Bladder retraining is a behavioral approach used mainly for urgency incontinence. You urinate on a fixed schedule, whether or not you feel the urge, then gradually increase the time between trips. The process starts with keeping a diary to find your current pattern. From there, you extend the intervals little by little, training your bladder to hold more and reducing the frequency of urgent episodes. Most programs span several weeks to months.

Medication and Other Treatments

For urgency incontinence that doesn’t respond well enough to behavioral strategies, medications can help. The two main classes work differently. One type calms the bladder by reducing nerve signals during the filling phase, which decreases urgency and allows the bladder to hold more. The other type relaxes the bladder muscle directly to increase storage capacity. Both have been shown to improve symptoms and quality of life in real-world use, and the second class tends to cause fewer side effects like dry mouth and constipation.
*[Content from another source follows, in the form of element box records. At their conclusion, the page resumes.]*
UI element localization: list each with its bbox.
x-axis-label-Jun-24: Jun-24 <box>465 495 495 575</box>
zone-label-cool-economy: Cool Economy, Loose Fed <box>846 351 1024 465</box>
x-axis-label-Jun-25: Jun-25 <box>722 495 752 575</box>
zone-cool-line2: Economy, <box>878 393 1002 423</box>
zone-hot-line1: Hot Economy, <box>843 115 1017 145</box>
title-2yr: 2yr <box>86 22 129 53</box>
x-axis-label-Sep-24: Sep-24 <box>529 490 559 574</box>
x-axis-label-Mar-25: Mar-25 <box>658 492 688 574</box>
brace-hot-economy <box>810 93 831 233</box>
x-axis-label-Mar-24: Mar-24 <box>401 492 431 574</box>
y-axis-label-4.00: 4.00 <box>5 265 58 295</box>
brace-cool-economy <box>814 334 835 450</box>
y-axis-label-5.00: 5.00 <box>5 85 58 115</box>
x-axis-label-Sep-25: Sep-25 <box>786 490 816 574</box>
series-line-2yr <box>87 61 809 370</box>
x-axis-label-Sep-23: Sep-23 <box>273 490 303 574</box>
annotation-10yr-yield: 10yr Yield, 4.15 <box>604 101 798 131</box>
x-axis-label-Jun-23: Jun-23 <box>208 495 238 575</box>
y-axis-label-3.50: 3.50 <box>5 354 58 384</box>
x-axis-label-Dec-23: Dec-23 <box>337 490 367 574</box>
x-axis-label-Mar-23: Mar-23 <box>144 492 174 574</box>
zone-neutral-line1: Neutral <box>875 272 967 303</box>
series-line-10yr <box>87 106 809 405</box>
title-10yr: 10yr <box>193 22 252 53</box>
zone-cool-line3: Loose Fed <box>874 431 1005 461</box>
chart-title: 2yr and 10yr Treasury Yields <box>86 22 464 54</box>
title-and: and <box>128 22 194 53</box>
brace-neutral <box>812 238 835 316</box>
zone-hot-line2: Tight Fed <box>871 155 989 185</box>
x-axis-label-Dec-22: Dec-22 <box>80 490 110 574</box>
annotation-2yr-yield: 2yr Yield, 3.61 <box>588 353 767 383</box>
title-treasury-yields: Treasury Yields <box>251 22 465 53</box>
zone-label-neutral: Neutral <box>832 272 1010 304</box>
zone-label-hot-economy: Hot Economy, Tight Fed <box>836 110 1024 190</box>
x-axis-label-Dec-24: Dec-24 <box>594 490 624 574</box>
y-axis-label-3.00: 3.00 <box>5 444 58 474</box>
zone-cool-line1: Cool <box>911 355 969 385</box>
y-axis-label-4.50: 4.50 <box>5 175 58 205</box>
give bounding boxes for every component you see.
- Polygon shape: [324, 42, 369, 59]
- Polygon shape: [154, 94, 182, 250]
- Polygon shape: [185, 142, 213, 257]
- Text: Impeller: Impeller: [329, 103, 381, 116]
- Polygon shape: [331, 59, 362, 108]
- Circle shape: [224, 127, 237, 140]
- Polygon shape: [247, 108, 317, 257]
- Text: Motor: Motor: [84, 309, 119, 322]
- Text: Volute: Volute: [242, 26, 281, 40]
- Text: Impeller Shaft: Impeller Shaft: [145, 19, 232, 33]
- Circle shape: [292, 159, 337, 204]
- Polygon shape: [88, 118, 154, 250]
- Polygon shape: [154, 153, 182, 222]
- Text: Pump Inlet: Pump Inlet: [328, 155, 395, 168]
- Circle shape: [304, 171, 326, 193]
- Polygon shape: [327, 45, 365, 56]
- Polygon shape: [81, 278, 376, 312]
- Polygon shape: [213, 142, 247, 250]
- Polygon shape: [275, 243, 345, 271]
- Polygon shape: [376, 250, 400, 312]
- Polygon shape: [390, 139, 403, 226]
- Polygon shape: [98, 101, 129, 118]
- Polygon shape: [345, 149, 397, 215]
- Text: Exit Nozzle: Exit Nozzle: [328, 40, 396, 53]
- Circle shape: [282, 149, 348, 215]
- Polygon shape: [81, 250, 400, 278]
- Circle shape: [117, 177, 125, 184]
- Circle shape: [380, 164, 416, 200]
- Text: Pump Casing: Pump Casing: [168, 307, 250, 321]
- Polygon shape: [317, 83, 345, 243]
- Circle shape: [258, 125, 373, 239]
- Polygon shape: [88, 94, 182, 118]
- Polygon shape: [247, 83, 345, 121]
Beyond medication, treatment options expand depending on the type and severity. Vaginal pessaries can support the urethra in women with stress incontinence. Nerve stimulation therapies send mild electrical pulses to retrain the signals between the bladder and brain. Surgical options exist for cases where conservative treatments haven’t worked, with procedures that reinforce urethral support or address structural problems.

For fecal incontinence, treatment follows a similar ladder: dietary changes to improve stool consistency, pelvic floor rehabilitation, medications that slow bowel transit, and in some cases surgical repair of damaged sphincter muscles.

Lifestyle Changes That Help

Reducing caffeine and alcohol intake can make a noticeable difference, since both irritate the bladder and increase urine production. Managing fluid intake matters too. Drinking too little concentrates your urine, which can irritate the bladder just as much as drinking too much. Spreading your fluids evenly through the day and reducing intake in the evening helps with nighttime leakage.

Maintaining a healthy weight reduces pressure on the pelvic floor. Even modest weight loss has been shown to improve stress incontinence symptoms. Treating chronic constipation also helps, because repeated straining weakens pelvic floor muscles over time and puts pressure on the bladder. Quitting smoking removes a source of chronic coughing that stresses the continence mechanism with every cough.